POLITICA

Stragi del ’93, chiuso il caso Berlusconi-Dell’Utri. Marina: «Montagna di accuse, nessuna prova»

Si chiude, almeno sul piano giudiziario, uno dei filoni investigativi più discussi degli ultimi trent’anni. Il giudice per le indagini preliminari di Firenze, Patrizia Martucci, ha disposto l’archiviazione dell’inchiesta sui presunti mandanti esterni delle stragi mafiose del 1993, escludendo l’esistenza di “contatti o relazioni dirette” tra Cosa Nostra, Silvio Berlusconi e Marcello Dell’Utri, storico collaboratore dell’ex presidente del Consiglio.

Il provvedimento, depositato il 15 gennaio scorso ma reso noto soltanto ora, mette la parola fine a una lunga stagione di accertamenti e alimenta nuovamente il confronto politico sul funzionamento della giustizia italiana.

A commentare la decisione è stata Marina Berlusconi, presidente di Fininvest, che ha definito l’esito dell’inchiesta la conferma dell’infondatezza delle accuse avanzate negli anni. Nel ricordare la recente bocciatura del referendum sulla giustizia, da lei considerata “un’immensa occasione perduta per il Paese”, ha ribadito la necessità di affrontare alcune questioni ancora aperte, tra cui quella della responsabilità civile dei magistrati.

Un tema che proprio nelle ultime ore è stato rilanciato da Forza Italia durante un incontro della maggioranza al Ministero della Giustizia, mentre la Lega si è detta disponibile a portare avanti una riforma entro la fine della legislatura.

Con questa archiviazione, la sesta dall’iscrizione nel registro degli indagati di Berlusconi e Dell’Utri avvenuta nel 1996, viene definitivamente accantonata l’ipotesi investigativa secondo cui le stragi di Firenze, Milano e Roma sarebbero state concepite per favorire la nascita e il successo politico di Forza Italia.

Per Marina Berlusconi si tratta di una teoria priva di fondamento. La figlia dell’ex premier ha inoltre rivendicato il contributo del padre nella lotta alla criminalità organizzata, sostenendo che decenni di sospetti e campagne di delegittimazione non abbiano prodotto alcun riscontro concreto. Sulla stessa linea anche Barbara Berlusconi, che ha criticato l’ingente impiego di risorse pubbliche in indagini concluse senza elementi accusatori.

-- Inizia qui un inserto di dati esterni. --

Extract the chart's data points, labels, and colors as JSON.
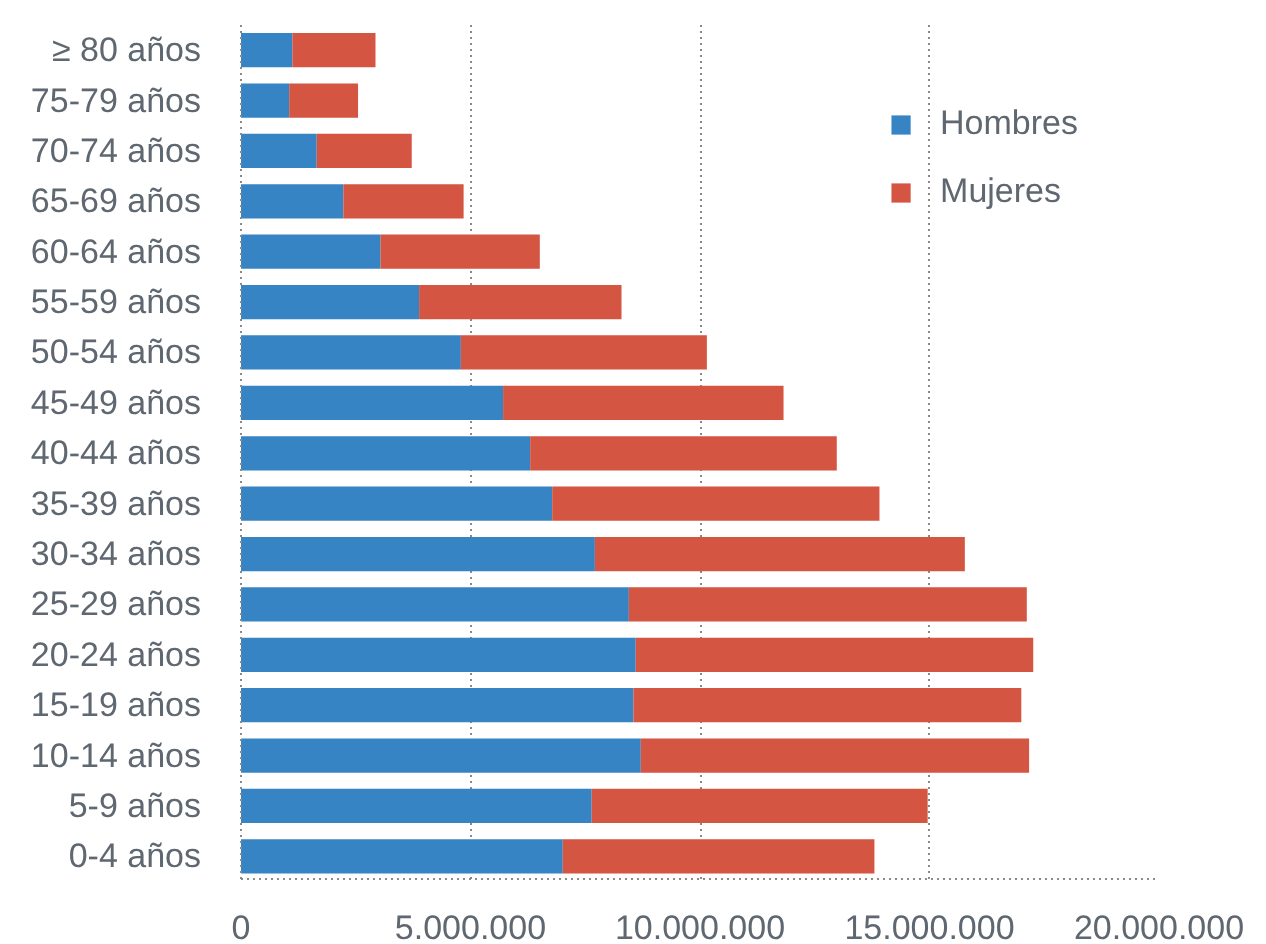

Di diverso avviso Luigi Dainelli, presidente dell’Associazione tra i familiari delle vittime della strage di via dei Georgofili. Secondo Dainelli, l’archiviazione non avvicina alla piena ricostruzione dei fatti e lascia ancora irrisolto quello che definisce il nodo dei “mandanti a volto coperto”. A suo giudizio, resta una parte della verità che non è stata ancora chiarita.

La presidente del Consiglio Giorgia Meloni, secondo quanto riferito da ambienti parlamentari, avrebbe avuto un colloquio telefonico con Marina Berlusconi. Per la premier, il decreto conferma una verità storica e giudiziaria ormai consolidata: l’assenza di qualsiasi legame tra Silvio Berlusconi e la criminalità mafiosa. Meloni ha inoltre sottolineato come, per tre decenni, non solo l’ex leader di Forza Italia ma anche milioni di suoi elettori siano stati esposti a sospetti rivelatisi infondati.

Anche il vicepremier e segretario di Forza Italia Antonio Tajani ha accolto con soddisfazione la decisione, parlando di accuse prive di riscontri e denunciando quello che considera un accanimento giudiziario e politico nei confronti del fondatore del partito. Tajani ha inoltre espresso perplessità sui tempi della vicenda, osservando come una decisione adottata a gennaio sia diventata di dominio pubblico soltanto dopo diversi mesi.

Una circostanza evidenziata anche da Marina Berlusconi, che si è chiesta se una conclusione di segno opposto avrebbe ricevuto la stessa attenzione e lo stesso ritardo nella diffusione da parte dei mezzi di informazione.

L’archiviazione rappresenta dunque un passaggio significativo nella lunga storia delle inchieste sulle stragi del 1993, ma non sembra destinata a spegnere il confronto politico e culturale che da anni accompagna una delle pagine più controverse della storia repubblicana.